Sunrise joue son va-tout pour séduire les consommateurs avec des offres combinées. Il espère ainsi secouer des utilisateurs frappés d’inertie pour les faire basculer vers son réseau. Pour l’heure, l’opérateur enregistre certes de nouveaux abonnés, mais son chiffre d’affaires et son bénéfice ne cessent de reculer.

Pas facile de se faire une place au soleil dans un marché suisse des télécoms qui représente un chiffre d’affaires d’environ 18 milliards de francs, mais qui est encore largement dominé par l’opérateur historique.

swissinfo, Luigino Canal

Prix. En 1998, lors de l’ouverture du marché suisse des télécommunications, une minute de communication avec les Etats-Unis était facturée 1,20 franc par Telecom PTT, à l’époque l’unique fournisseur du pays. Aujourd’hui, cette même minute coûte 4 centimes!

ADSL. Actuellement l’accès rapide à Internet via le fil de cuivre du téléphone est principalement assuré par la technologie ADSL, disponible pour 98% de la population. Swisscom compte 1,27 million de clients directs et revend en plus 448’000 connexions à ses concurrents. Les câblo-opérateurs possèdent environ 715’000 abonnés dont 477’000 pour Cablecom.

Fibre optique. Swisscom estime que les besoins en bande passante sont multipliés par deux tous les 20 mois. La fibre optique permet des débits de 100 Mbits/s alors que l’ADSL plafonne à 20 Mbits/s.
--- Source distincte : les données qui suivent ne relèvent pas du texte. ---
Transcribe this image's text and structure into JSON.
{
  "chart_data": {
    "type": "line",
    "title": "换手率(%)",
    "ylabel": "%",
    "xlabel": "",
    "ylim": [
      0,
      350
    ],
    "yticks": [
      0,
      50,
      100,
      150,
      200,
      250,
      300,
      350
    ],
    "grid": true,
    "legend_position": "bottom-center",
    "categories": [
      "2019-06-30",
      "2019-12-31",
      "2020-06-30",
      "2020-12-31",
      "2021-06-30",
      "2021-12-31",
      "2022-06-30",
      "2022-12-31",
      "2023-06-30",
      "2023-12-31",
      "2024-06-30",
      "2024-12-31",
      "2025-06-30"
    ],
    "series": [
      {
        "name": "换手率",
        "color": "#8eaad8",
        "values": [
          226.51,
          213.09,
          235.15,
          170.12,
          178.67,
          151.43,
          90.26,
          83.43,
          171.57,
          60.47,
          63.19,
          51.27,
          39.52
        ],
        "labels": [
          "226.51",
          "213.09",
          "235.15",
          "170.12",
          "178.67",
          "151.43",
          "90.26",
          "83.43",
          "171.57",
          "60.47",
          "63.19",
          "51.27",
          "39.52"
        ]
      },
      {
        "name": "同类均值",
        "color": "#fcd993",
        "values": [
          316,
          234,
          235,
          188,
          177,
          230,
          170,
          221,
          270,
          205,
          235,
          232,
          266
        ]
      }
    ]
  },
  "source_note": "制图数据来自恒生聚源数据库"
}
«last mile». Le «dernier kilomètre» est le fil de cuivre qui relie le client à un central téléphonique. Le dégroupage signifie qu’un opérateur concurrent de Swisscom doit installer son infrastructure dans les centraux de quartier de l’ancien monopole (on en compte un millier dans le pays) pour connecter les lignes à son propre réseau.

Clients. Fin septembre, la Suisse recensait plus de 8 millions de clients mobiles, dont 5 millions pour Swisscom alors que ses rivaux Orange et Sunrise n’en comptabilisaient que 1,5 million chacun.

Privatisation. Avec 52% des actions, la Confédération reste l’actionnaire majoritaire de Swisscom. Une éventuelle privatisation est régulièrement évoquée, mais pour l’instant le gouvernement n’a pas présenté de projet après avoir subit un échec cuisant devant le Parlement il y a deux ans.